Wenn man so viele Jahre für die Grünen Kommunalpolitik mache, solle man eigentlich annehmen, dass Börner mit den demokratischen Werten der Partei vertraut sei und diese auch vertrete, sagte sie. Man habe seit Bekanntwerden der Zusammenarbeit am Wochenende versucht, Kontakt mit Börner aufzunehmen. Leider habe es bisher keine Reaktion von ihm gegeben.

"Wer mit Rechtsextremen paktiert, hat mit uns nichts mehr zu tun. Deshalb ist es richtig, dass der Kreisverband und der Landesverband dem parteilosen Gemeinderat jegliche Unterstützung entzogen haben", sagte Grünen-Bundesgeschäftsführer Michael Kellner.

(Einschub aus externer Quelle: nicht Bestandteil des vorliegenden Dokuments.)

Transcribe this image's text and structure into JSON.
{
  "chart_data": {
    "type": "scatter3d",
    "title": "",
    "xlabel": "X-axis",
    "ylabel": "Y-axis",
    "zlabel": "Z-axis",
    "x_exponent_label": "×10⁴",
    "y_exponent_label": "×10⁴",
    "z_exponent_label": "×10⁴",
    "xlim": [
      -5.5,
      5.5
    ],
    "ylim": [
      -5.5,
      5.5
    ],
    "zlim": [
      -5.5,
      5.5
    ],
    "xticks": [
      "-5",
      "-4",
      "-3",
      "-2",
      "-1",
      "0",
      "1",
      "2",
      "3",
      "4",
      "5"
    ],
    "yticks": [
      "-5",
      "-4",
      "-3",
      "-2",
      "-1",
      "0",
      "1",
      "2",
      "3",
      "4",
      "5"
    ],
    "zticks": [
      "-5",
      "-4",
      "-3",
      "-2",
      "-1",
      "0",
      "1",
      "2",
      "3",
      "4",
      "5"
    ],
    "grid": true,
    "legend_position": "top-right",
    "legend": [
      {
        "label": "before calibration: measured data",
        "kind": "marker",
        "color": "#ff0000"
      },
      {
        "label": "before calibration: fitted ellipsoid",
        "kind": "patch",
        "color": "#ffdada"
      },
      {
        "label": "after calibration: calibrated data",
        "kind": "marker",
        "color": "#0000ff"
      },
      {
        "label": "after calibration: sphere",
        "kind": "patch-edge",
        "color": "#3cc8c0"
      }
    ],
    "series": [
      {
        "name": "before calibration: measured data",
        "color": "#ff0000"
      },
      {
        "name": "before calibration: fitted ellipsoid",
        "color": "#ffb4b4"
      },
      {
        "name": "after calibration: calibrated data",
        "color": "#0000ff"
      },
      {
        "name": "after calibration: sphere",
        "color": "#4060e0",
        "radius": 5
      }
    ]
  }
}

Mehrere Fälle auf kommunaler Ebene

In den vergangenen Wochen hatten Meldungen über Kooperationen mit der AfD auf kommunaler Ebene immer wieder für Schlagzeilen gesorgt. So schlossen sich in der pfälzischen Kommune Frankenstein entgegen der Position der Bundespartei die CDU und die AfD in einer Fraktion zusammen. Sie besteht aus der CDU-Politikerin Monika Schirdewahn und ihrem Ehemann Horst von der AfD.

Erst am Mittwoch beendete die CDU in der Gemeinde Eilsleben (Sachsen-Anhalt) als Reaktion auf einen Medienbericht die Zusammenarbeit mit einem AfD-Kandidaten. Das ARD-Magazin "Report Mainz" hatte berichtet, dass die örtliche CDU eine gemeinsame Fraktion mit einem Rechtsextremisten gebildet habe. Dieser soll demnach in der Vergangenheit an Neonazi-Aufmärschen teilgenommen haben. Zudem hieß es in dem Bericht, dass es in mindestens 18 Kommunalparlamenten Kooperationen gab.